Monday, Feb. 27, 1933

In Bay Front Park

Any newspaperman will tell you that Fred W. Mizer, manager of Miami's radio station WQAM, missed the chance of a lifetime one night last week in Miami's Bay Front Park. When stumpy little Joe Zangara started shooting at President-elect Roosevelt. Mr. Mizer had the story--or at least the means of getting it instantly to the nation--right in his hand. No newshawk, he let the chance go by out of diplomacy or excitement.

Mr. Roosevelt finished his brief broadcast, handed the lapel microphone to the station manager. To fill in, Mr. Mizer began to describe the crowd scene when the eccentric little Italian stood on tip-toe to open fire. Though Mr. Mizer later declared he had signed off when the excitement began, Miami's famed Pressagent Steve Hannagan, who sweated with the Press to get the story out on the assumption that for publicity purposes any news is good news, said he heard the soothing voice of the announcer report: "There seems to be some excitement here in the crowd. But it's nothing, folks, it's nothing --probably just a little noise by photographers' flashes. . . ." Other listeners distinctly heard five shots and the screams of women.

Two hours later Manager Mizer retrieved some of his lost ground by broadcasting over a large CBS hookup an eyewitness account of the attack.

Chance also smiled that night on Rex Saffer, Associated Pressman. He was standing directly in front of Zangara who fired over Saffer's left shoulder, scorching his coat. At first Newshawk Saffer thought it was "some fool firing blank cartridges." Not until he saw Mayor Cermak drop did he realize what was happening. Then he wriggled out of the crowd, raced by Mr. Roosevelt who was calling out "I'm all right," and dove to a telephone under the park bandstand to send a flash.

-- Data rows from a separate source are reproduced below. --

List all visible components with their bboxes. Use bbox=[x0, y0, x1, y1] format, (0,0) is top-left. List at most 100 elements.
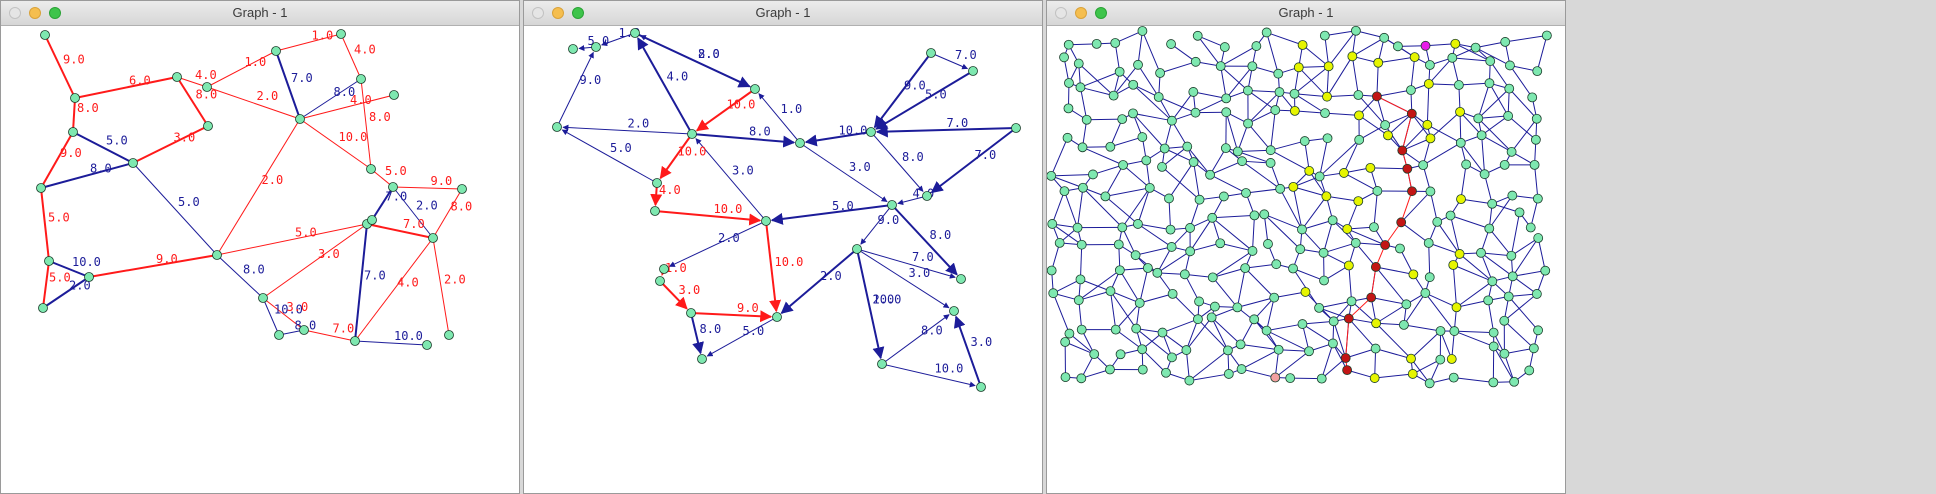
graph-edge[interactable] bbox=[1078, 63, 1114, 96]
graph-node[interactable] bbox=[968, 66, 978, 76]
graph-edge[interactable] bbox=[1109, 118, 1123, 147]
graph-node[interactable] bbox=[1269, 292, 1280, 303]
graph-node[interactable] bbox=[1240, 263, 1251, 274]
graph-node[interactable] bbox=[422, 340, 432, 350]
graph-edge[interactable] bbox=[1162, 318, 1199, 334]
graph-edge[interactable] bbox=[1370, 167, 1408, 170]
graph-edge[interactable] bbox=[1079, 244, 1083, 280]
graph-node[interactable] bbox=[1350, 238, 1361, 248]
graph-node[interactable] bbox=[40, 30, 50, 40]
graph-node[interactable] bbox=[630, 28, 640, 38]
graph-node[interactable] bbox=[761, 216, 771, 226]
graph-edge[interactable] bbox=[1263, 214, 1269, 245]
graph-node[interactable] bbox=[1509, 376, 1520, 387]
graph-edge[interactable] bbox=[1487, 300, 1495, 333]
graph-edge[interactable] bbox=[1428, 242, 1431, 278]
graph-edge[interactable] bbox=[1115, 329, 1143, 350]
graph-edge[interactable] bbox=[1263, 213, 1301, 250]
graph-node[interactable] bbox=[1128, 79, 1139, 90]
graph-node[interactable] bbox=[1166, 242, 1177, 252]
graph-edge[interactable] bbox=[1454, 330, 1494, 347]
graph-edge[interactable] bbox=[1410, 358, 1431, 384]
graph-node[interactable] bbox=[1347, 51, 1358, 62]
graph-edge[interactable] bbox=[1137, 30, 1143, 65]
graph-node[interactable] bbox=[772, 312, 782, 322]
graph-node[interactable] bbox=[1407, 369, 1418, 379]
graph-edge[interactable] bbox=[1489, 60, 1510, 89]
graph-window-2[interactable]: Graph - 1 9.0 1.0 5.0 8.0 2.0 4.0 8.0 10.0 1.0 2.… bbox=[523, 0, 1043, 494]
graph-edge[interactable] bbox=[1220, 65, 1249, 91]
graph-node[interactable] bbox=[1479, 169, 1490, 180]
graph-node[interactable] bbox=[1261, 325, 1272, 336]
graph-edge[interactable] bbox=[1511, 118, 1538, 153]
graph-edge[interactable] bbox=[1326, 94, 1359, 98]
graph-node[interactable] bbox=[1327, 215, 1338, 226]
graph-node[interactable] bbox=[1114, 66, 1125, 77]
graph-node[interactable] bbox=[367, 215, 377, 225]
graph-node[interactable] bbox=[1210, 301, 1220, 312]
graph-node[interactable] bbox=[274, 330, 284, 340]
graph-edge[interactable] bbox=[132, 125, 209, 164]
graph-edge[interactable] bbox=[1195, 97, 1227, 114]
graph-node[interactable] bbox=[1011, 123, 1021, 133]
graph-edge[interactable] bbox=[1266, 330, 1310, 352]
graph-edge[interactable] bbox=[1536, 35, 1548, 72]
graph-edge[interactable] bbox=[299, 78, 362, 120]
graph-edge[interactable] bbox=[1051, 190, 1065, 225]
graph-edge[interactable] bbox=[856, 248, 883, 359]
graph-edge[interactable] bbox=[1428, 57, 1453, 85]
graph-node[interactable] bbox=[1215, 238, 1226, 249]
graph-node[interactable] bbox=[350, 336, 360, 346]
graph-edge[interactable] bbox=[860, 204, 893, 245]
graph-edge[interactable] bbox=[132, 162, 218, 256]
graph-edge[interactable] bbox=[1321, 343, 1334, 379]
graph-node[interactable] bbox=[1369, 222, 1379, 233]
graph-edge[interactable] bbox=[930, 127, 1017, 194]
graph-edge[interactable] bbox=[1132, 112, 1172, 122]
graph-node[interactable] bbox=[795, 138, 805, 148]
graph-edge[interactable] bbox=[1459, 111, 1462, 143]
graph-node[interactable] bbox=[1449, 326, 1460, 336]
graph-node[interactable] bbox=[686, 308, 696, 318]
graph-node[interactable] bbox=[1425, 133, 1436, 144]
graph-edge[interactable] bbox=[1481, 134, 1512, 153]
graph-node[interactable] bbox=[1161, 367, 1171, 378]
graph-edge[interactable] bbox=[1279, 188, 1303, 230]
graph-node[interactable] bbox=[1215, 61, 1226, 72]
graph-node[interactable] bbox=[1241, 188, 1251, 198]
graph-node[interactable] bbox=[1105, 286, 1116, 297]
graph-node[interactable] bbox=[1383, 130, 1393, 141]
graph-edge[interactable] bbox=[1400, 191, 1413, 223]
graph-node[interactable] bbox=[1506, 250, 1517, 261]
graph-edge[interactable] bbox=[1503, 353, 1515, 382]
graph-edge[interactable] bbox=[299, 94, 395, 120]
graph-edge[interactable] bbox=[40, 187, 50, 262]
graph-edge[interactable] bbox=[1121, 227, 1137, 256]
graph-node[interactable] bbox=[1424, 378, 1435, 389]
graph-edge[interactable] bbox=[1460, 164, 1467, 200]
graph-node[interactable] bbox=[1369, 373, 1380, 383]
graph-node[interactable] bbox=[36, 183, 46, 193]
graph-edge[interactable] bbox=[1266, 323, 1303, 332]
graph-edge[interactable] bbox=[1252, 215, 1255, 251]
graph-node[interactable] bbox=[1507, 271, 1518, 282]
graph-node[interactable] bbox=[1525, 222, 1536, 233]
graph-edge[interactable] bbox=[1452, 57, 1491, 62]
graph-edge[interactable] bbox=[1384, 124, 1403, 151]
graph-edge[interactable] bbox=[206, 50, 277, 88]
graph-edge[interactable] bbox=[1294, 65, 1329, 95]
graph-edge[interactable] bbox=[1509, 65, 1533, 98]
graph-node[interactable] bbox=[1164, 193, 1174, 204]
graph-edge[interactable] bbox=[1104, 164, 1124, 197]
graph-edge[interactable] bbox=[299, 118, 372, 170]
graph-node[interactable] bbox=[1366, 292, 1377, 303]
graph-node[interactable] bbox=[1133, 59, 1143, 70]
graph-edge[interactable] bbox=[1209, 160, 1243, 176]
zoom-button[interactable] bbox=[572, 7, 584, 19]
graph-edge[interactable] bbox=[262, 297, 280, 336]
graph-node[interactable] bbox=[1322, 133, 1333, 144]
graph-edge[interactable] bbox=[1236, 268, 1246, 308]
graph-edge[interactable] bbox=[262, 297, 305, 331]
graph-edge[interactable] bbox=[1345, 348, 1376, 359]
graph-node[interactable] bbox=[1533, 325, 1543, 336]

By lingering in the park when most of the Press photographers had started ahead to the Roosevelt special train, 27-year-old Sammy Schulman, for 14 years an International News Photo cameraman, was rewarded with a startling action picture of Mayor Cermak a few seconds after he had been wounded. His picture of the bleeding Mayor (see cut) was also distributed through Acme because Acme carried the photograph in its plane to Manhattan. The picture approaches in sensational spontaneity the picture that alert William Warneke made for the oldtime Evening World of New York's Mayor Gaynor within a few seconds of his being shot in the neck aboard a steamer bound for Europe in 1910.

The nearest thing to a beat occurred when the New York Times was the first in print with a long-distance telephone interview with Heroine Lillian Johns Cross. The New York Journal rang through first but, being an evening sheet, did not use its interview until hours after the Times. Mrs. Cross was kept awake most of the night responding to other press queries.

Walter Winchell, New York Mirror colyumist, had just filed his "On Broadway" from the Miami Western Union office when a messenger dashed in with the news from the park. Winchell sprinted straight to the jail where he talked his way up to the cell block and eavesdropped on the sheriff's examination of Zangara. He wired the Mirror that night that Zangara "gave every indication of being crazy."

Hardworking telegraphers handled the first dispatches from breathless dictation. As the volume mounted Miami's telegraph offices were swamped. United Pressman Frederick Storm sent his story to his New York office by telephone. Associated Press cleared its first bulletin on the story at 9:54; United Press at 9:53.